Noir In The Embarcadero
Every October, the American Film Institute in Silver Spring, Maryland features a film noir festival called "Noir City DC." The movies in this year's festival  include "Thieves Highway", a 1949 movie directed by Jules Dassin and based upon the book "Thieves Market" by A.I Bezzerides. Bezzerides also wrote the screenplay. The 2012 Noir City Film Festival in San Francisco, where "Thieves Market" is set, also featured the movie. Dassin was blacklisted following this movie and never made another film in the United States.
The movie is set in the frequently brutal world of marketing and trucking. It includes a spellbinding performance by an Italian actress Valentia Cortese, as Rica, a femme fatale prostitute. The primary character is Nick Garcos (Richard Cobb) who has just returned home from WW II, to learn that his father, who is in the business of trucking fruit to the wholesale San Francisco markets, has lost his legs in an accident caused by a crooked wholesaler, the wonderfully named villain, Mike Figlia (Lee Cobb). Determined to make a success of himself and to avenge his father, Nick takes a partner and hauls a large truckload of apples to market.

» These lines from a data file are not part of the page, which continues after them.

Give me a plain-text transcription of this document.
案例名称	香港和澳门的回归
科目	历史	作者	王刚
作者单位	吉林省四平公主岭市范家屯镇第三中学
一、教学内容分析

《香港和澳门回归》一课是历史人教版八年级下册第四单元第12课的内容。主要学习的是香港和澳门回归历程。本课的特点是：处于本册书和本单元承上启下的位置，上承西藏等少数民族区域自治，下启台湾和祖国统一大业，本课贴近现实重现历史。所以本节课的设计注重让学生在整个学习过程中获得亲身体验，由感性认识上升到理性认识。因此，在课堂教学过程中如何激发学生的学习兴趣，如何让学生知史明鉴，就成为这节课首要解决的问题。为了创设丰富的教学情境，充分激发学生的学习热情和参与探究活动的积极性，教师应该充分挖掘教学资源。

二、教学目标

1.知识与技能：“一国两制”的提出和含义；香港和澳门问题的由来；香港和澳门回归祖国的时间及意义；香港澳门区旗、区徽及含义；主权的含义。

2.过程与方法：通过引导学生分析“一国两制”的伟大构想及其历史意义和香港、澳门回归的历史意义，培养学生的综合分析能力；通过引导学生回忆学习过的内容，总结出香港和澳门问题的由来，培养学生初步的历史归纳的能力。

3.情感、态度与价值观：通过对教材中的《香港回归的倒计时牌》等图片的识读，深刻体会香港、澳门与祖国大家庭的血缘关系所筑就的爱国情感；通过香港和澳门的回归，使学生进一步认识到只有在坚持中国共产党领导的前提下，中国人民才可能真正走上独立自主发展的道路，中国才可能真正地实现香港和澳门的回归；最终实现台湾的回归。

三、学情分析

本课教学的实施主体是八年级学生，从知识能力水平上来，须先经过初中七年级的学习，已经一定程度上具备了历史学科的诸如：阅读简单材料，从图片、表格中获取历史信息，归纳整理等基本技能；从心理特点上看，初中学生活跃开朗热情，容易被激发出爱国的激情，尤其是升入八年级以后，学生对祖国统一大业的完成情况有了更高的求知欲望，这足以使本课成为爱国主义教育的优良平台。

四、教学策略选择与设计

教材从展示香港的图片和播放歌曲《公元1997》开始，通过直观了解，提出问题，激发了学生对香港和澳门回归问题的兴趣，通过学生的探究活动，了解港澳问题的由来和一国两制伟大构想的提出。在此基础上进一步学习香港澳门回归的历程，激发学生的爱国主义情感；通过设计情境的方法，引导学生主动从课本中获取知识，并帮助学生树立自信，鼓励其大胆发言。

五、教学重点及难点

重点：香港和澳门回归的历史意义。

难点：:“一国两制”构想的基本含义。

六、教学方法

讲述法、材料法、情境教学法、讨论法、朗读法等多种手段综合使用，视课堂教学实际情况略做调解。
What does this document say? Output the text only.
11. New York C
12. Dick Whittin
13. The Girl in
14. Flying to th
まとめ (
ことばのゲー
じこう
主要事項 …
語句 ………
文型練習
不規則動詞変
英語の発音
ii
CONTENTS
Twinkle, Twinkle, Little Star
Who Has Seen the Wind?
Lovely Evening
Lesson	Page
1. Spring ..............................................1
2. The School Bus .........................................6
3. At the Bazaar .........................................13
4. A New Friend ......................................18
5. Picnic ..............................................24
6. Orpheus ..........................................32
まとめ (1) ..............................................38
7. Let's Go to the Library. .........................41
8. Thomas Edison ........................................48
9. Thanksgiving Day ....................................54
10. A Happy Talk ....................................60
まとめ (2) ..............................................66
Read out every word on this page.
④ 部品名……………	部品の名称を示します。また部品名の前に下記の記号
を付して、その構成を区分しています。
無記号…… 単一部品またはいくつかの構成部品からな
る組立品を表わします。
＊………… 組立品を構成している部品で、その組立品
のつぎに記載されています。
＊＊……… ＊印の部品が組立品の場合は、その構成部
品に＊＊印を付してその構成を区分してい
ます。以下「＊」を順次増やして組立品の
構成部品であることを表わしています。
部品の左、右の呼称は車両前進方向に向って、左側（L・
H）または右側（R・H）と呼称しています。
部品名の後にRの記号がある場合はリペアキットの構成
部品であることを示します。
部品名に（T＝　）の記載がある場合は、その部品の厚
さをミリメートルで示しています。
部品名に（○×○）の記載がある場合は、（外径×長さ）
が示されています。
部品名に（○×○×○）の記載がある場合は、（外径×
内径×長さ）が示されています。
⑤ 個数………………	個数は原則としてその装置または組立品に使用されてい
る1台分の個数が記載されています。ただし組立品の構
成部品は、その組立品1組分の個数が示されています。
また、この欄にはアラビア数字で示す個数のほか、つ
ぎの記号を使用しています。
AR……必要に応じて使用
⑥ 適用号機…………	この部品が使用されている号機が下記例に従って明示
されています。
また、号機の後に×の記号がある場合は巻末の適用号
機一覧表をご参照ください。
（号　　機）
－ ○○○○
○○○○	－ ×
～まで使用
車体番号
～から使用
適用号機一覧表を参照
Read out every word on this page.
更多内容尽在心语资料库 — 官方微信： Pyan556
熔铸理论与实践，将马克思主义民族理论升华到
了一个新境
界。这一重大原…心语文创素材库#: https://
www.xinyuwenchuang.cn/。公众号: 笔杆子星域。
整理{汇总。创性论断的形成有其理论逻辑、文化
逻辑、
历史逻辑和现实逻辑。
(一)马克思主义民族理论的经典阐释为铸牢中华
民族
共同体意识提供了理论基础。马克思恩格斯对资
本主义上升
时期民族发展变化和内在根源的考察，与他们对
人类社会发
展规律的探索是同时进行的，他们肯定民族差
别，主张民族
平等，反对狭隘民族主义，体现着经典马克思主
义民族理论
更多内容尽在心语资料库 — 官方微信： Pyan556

The movie has a strongly proletarian theme about the corruption of business and the exploitation facing workers at all levels, from the farms to the drivers to laborers in the cities. Most of the movie is set onsite at San Francisco's then-lively produce market called the Embarcadero district, with workers in the district used as extras. The major attraction of the movie is the opportunity to see this world in all its bustle, rawness, and frequent sleaziness. Nick tries to sell his truckload of apples to Figlia and is in the process of being cheated and seriously injured, as was his father. In the process, Figlia uses Rica to get at Nick. He falls for her at the expense of his then girlfriend, Polly, (Barbara Lawrence).
The story is taut and well-acted, particularly by Cortese and by Cobb.The film is in effective, clear black and white. "Thieves Highway" displays the harsh character of lower class California life and the obstacles standing in the way of success. Besides the scenes at the Embarcadero, its adjacent hotels, bars, and railroad facilities, the movie captures the harsh, dangerous world of long-distance trucking with its hard competition to bring the produce to the market.
This is a fine period noir film. I am pleased to have the opportunity to get to know noir on film in a large theater setting after getting to know something of noir through reading.